Pourtant il y a une solution : c’est de créer une institution financière nationale chargée de financer le programme national de santé élaboré par les pouvoirs publics.

Cette caisse nationale d’assurance maladie, regrouperait tous les moyens financiers disponibles qu’ils proviennent de l’Etat ou des assurances (CNAS, CASNOS, Assurances économiques etc..) et serait chargée de financer aussi bien les structures publiques que privées, sur la même base de calcul et en tenant compte des priorités du programme national. Elle serait comptable devant ses financeurs dont la participation serait décidée chaque année sur la base des comptes à postériori fixant la part consommée par chaque groupe d’assurés.

On pourrait s’appuyer pour avancer dans cette voie sur l’expérience relativement réussie de la carte chiffa et mutualiser les moyens des CNAS, CASNOS, et autres assurances avec ceux de l’Etat.

Ceci est  la définition de la couverture santé universelle qui garanti à chaque algérien, à sa naissance, en sa qualité de citoyen et non de représentant de telle ou telle catégorie professionnelle ou sociale, une carte d’assurance, la même pour tous, garantissant l’accès aux mêmes services, dans les mêmes conditions et sans aucune discrimination.

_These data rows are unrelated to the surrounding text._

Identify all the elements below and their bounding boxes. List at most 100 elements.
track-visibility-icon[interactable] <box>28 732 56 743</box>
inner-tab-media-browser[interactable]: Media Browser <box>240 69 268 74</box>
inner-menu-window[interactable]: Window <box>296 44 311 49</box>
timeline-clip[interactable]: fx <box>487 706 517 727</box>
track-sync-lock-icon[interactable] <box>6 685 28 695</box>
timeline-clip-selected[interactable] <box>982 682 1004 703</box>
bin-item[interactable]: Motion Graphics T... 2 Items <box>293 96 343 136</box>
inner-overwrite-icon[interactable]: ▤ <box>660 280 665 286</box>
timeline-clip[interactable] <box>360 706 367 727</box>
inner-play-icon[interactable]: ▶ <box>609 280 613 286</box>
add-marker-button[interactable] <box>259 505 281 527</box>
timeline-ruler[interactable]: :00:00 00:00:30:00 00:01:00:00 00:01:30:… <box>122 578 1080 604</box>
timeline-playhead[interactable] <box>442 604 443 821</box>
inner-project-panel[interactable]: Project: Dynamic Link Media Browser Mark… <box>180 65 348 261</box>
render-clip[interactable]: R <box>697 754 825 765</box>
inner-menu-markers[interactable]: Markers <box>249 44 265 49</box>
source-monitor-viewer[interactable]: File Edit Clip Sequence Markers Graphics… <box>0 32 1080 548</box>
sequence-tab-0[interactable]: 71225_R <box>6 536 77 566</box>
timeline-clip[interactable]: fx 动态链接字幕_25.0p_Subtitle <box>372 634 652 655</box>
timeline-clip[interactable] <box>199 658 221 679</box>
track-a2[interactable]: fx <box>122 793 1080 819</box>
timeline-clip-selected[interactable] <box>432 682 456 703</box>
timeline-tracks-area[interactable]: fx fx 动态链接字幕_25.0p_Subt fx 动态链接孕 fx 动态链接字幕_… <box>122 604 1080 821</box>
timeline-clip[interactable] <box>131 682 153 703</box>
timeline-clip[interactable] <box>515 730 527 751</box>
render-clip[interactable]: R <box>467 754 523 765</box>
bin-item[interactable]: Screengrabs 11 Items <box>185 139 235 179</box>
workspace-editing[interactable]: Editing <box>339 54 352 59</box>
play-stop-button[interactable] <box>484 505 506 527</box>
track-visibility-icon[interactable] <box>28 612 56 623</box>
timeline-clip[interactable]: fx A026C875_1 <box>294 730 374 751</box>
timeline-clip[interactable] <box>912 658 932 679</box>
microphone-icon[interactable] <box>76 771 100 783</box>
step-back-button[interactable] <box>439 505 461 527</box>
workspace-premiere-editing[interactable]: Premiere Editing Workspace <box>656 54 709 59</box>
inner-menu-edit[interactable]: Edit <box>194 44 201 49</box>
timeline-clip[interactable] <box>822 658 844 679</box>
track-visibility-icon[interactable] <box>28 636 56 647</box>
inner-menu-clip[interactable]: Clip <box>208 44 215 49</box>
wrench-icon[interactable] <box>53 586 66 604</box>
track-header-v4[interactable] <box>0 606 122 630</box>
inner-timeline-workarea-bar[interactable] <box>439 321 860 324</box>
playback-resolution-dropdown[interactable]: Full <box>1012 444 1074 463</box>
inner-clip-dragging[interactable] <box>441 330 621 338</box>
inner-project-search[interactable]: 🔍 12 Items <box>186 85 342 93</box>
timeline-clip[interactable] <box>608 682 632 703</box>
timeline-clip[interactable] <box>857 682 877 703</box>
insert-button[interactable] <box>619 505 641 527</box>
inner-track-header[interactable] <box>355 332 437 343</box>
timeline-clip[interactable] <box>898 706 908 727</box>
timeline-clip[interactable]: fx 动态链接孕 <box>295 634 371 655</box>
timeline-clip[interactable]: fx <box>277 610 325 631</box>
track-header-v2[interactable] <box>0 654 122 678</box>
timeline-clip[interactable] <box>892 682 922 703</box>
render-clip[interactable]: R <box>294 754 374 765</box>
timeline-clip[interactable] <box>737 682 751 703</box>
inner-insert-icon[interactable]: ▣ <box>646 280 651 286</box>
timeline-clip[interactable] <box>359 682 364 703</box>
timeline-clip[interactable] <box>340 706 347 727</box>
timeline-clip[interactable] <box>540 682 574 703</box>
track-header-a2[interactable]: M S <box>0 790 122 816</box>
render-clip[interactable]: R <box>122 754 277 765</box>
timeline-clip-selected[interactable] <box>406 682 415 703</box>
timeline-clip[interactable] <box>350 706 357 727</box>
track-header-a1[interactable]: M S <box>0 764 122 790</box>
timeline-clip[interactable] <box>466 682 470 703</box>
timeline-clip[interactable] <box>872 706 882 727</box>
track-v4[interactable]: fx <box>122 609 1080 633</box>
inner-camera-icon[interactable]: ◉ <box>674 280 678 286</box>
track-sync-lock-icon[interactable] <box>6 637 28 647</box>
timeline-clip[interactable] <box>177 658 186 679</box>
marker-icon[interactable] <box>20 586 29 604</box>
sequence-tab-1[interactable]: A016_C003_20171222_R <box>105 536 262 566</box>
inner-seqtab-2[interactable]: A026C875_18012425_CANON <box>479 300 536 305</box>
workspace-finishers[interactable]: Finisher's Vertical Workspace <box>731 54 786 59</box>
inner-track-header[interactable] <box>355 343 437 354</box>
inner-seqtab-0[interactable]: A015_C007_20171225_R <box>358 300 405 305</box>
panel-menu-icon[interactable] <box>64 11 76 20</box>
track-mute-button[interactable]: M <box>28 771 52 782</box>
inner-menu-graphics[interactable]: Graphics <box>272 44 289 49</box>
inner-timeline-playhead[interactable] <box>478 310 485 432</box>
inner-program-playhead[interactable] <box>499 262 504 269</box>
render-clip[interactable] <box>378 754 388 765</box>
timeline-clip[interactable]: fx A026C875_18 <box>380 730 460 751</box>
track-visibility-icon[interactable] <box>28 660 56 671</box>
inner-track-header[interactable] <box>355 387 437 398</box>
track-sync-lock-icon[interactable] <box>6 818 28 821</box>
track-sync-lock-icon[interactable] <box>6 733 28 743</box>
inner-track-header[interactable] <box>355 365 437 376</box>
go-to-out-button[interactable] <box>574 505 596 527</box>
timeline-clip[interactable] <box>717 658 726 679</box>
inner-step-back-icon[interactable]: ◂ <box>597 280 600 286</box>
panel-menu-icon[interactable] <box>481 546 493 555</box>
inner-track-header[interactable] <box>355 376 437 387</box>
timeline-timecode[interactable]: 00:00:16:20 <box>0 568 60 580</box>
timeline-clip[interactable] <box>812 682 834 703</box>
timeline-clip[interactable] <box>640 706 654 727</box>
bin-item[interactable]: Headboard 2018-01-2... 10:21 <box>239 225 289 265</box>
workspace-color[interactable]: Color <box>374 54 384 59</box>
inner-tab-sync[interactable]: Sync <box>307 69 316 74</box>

C’est ainsi que l’on consacrera réellement les principes défendus par la déclaration du 1° novembre 1954, de la constitution et des intentions affichées, j’en suis sûr, avec sincérité, dans le préambule du présent projet de loi sanitaire.

 

Je ne terminerai pas sans signaler deux autres incongruités :

La première concerne le chapitre relatif aux régions sanitaires : alors que le principe de la décentralisation est plusieurs fois affirmé dans le texte, ce chapitre est expédié en trois articles ! A mon avis, il s’agit là d’un point essentiel de l’organisation sanitaire car aucun programme sanitaire ne peut réussir dans l’avenir, sans donner à la région non pas seulement les prérogatives d’appliquer un programme, mais bien plus, lui attribuer la possibilité de planifier et de décider. Autrement on ne sera pas sorti d’un problème structurel qui est un frein majeur au développement la politique de santé : la centralisation excessive de la décision par l’administration centrale.

Ma dernière remarque concerne le chapitre  relatif à l’activité d’inspection : le ministère de la santé a-t-il besoin de se doter d’un code pénal bis et l’exprimer dans cette loi par des termes qui ne peuvent qu’installer la défiance des praticiens à l’égard de leur tutelle ?

Laissons le pénal à la justice et essayons, par le biais d’un contrôle administratif dédié non à la répression mais au soutien des professions de santé, améliorer leurs prestations au bénéfice de leurs patients. Bien sûr, comme dans toute profession, il y aura toujours des défaillances ;  elles doivent être sanctionnées avec la plus grande fermeté, mais notre noble profession avait pour tradition de recouvrir d’abord à  la parole des sages avant celle du bâton, ne la perdons pas, ne brisons pas le rapport serein et respectueux qui a toujours existé entre les professionnels de santé et leur tutelle.